StackProf is a sampling call-stack profiler like Google perftools but built only using functionality available in Ruby 2.1 itself. It is very fast, the overhead is barely noticeable.
The webgen website is probably the most complex webgen website I currently use, uses all (or nearly all) features of webgen and is therefore perfect for the task.
Here are some numbers on pre-optimization performance:
ruby 2.0.0p247 38.50sec
ruby 2.1.0p0 31.00sec
What was quite an astonishment was that Ruby 2.1 is much faster than Ruby 2.0 when it comes to webgen. This may be due to the new garbage collector and webgen creating quite a lot of objects.

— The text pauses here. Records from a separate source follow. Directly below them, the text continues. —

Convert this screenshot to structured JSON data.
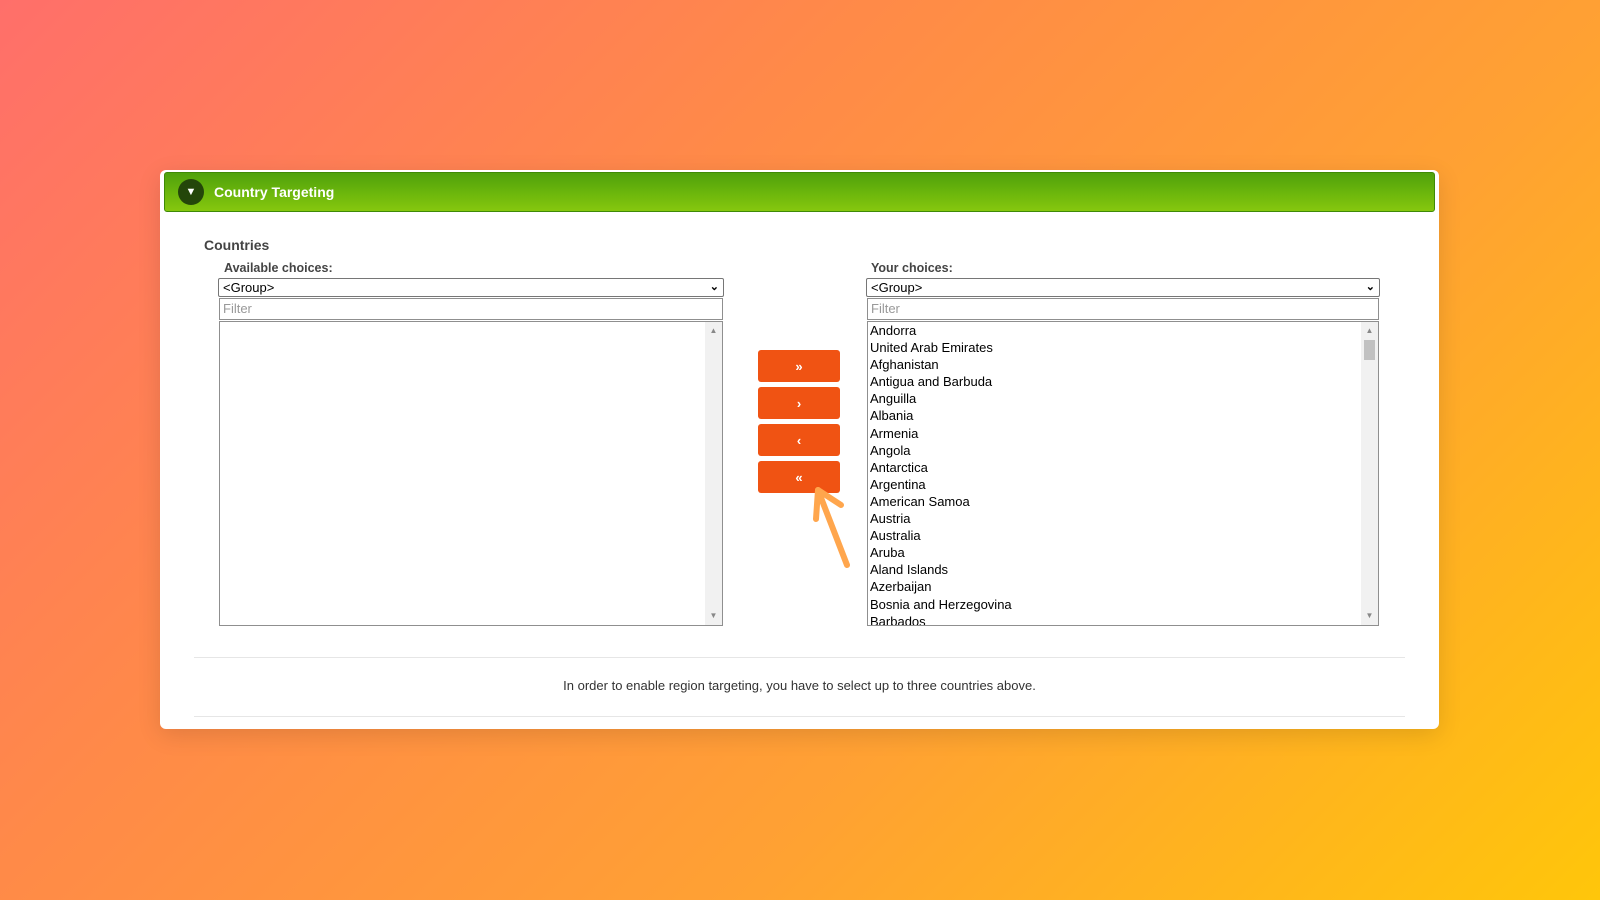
{
  "panel": {
    "title": "Country Targeting",
    "toggle_icon": "▼",
    "section_label": "Countries"
  },
  "available": {
    "label": "Available choices:",
    "group_value": "<Group>",
    "filter_placeholder": "Filter",
    "options": []
  },
  "chosen": {
    "label": "Your choices:",
    "group_value": "<Group>",
    "filter_placeholder": "Filter",
    "options": [
      "Andorra",
      "United Arab Emirates",
      "Afghanistan",
      "Antigua and Barbuda",
      "Anguilla",
      "Albania",
      "Armenia",
      "Angola",
      "Antarctica",
      "Argentina",
      "American Samoa",
      "Austria",
      "Australia",
      "Aruba",
      "Aland Islands",
      "Azerbaijan",
      "Bosnia and Herzegovina",
      "Barbados"
    ]
  },
  "buttons": {
    "add_all": "»",
    "add_one": "›",
    "remove_one": "‹",
    "remove_all": "«"
  },
  "note": "In order to enable region targeting, you have to select up to three countries above.",
  "colors": {
    "header_green": "#6db70c",
    "button_orange": "#f05313",
    "annotation_arrow": "#ffa64d"
  },
  "annotation_icon": "arrow-pointer-icon"
}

After using StackProf and looking at the culprits that took the most time, over-all performance is much better:
ruby 2.0.0p247 33.08sec
ruby 2.1.0p0 26.70sec
So we shaved off about four to five seconds (about 14%) which is quite good!
The main problem was the uri
standard library that is used in central parts of webgen (Webgen::Path
and Webgen::Node
). By caching some expensive operations and optimizing some other parts we achieved this performance gain without much fuss.
Another speed-up came by overriding an (as of yet) un-released method in the kramdown library to cache the normalized versions of pre-defined link definitions (832 link definitions times 115 pages is 95680 invocations, by caching we achieve a 115x speedup!).
StackProf was quite useful when trying to find bad performing methods. I used ruby-prof before but for the use-case at hand StackProf was better and faster for me.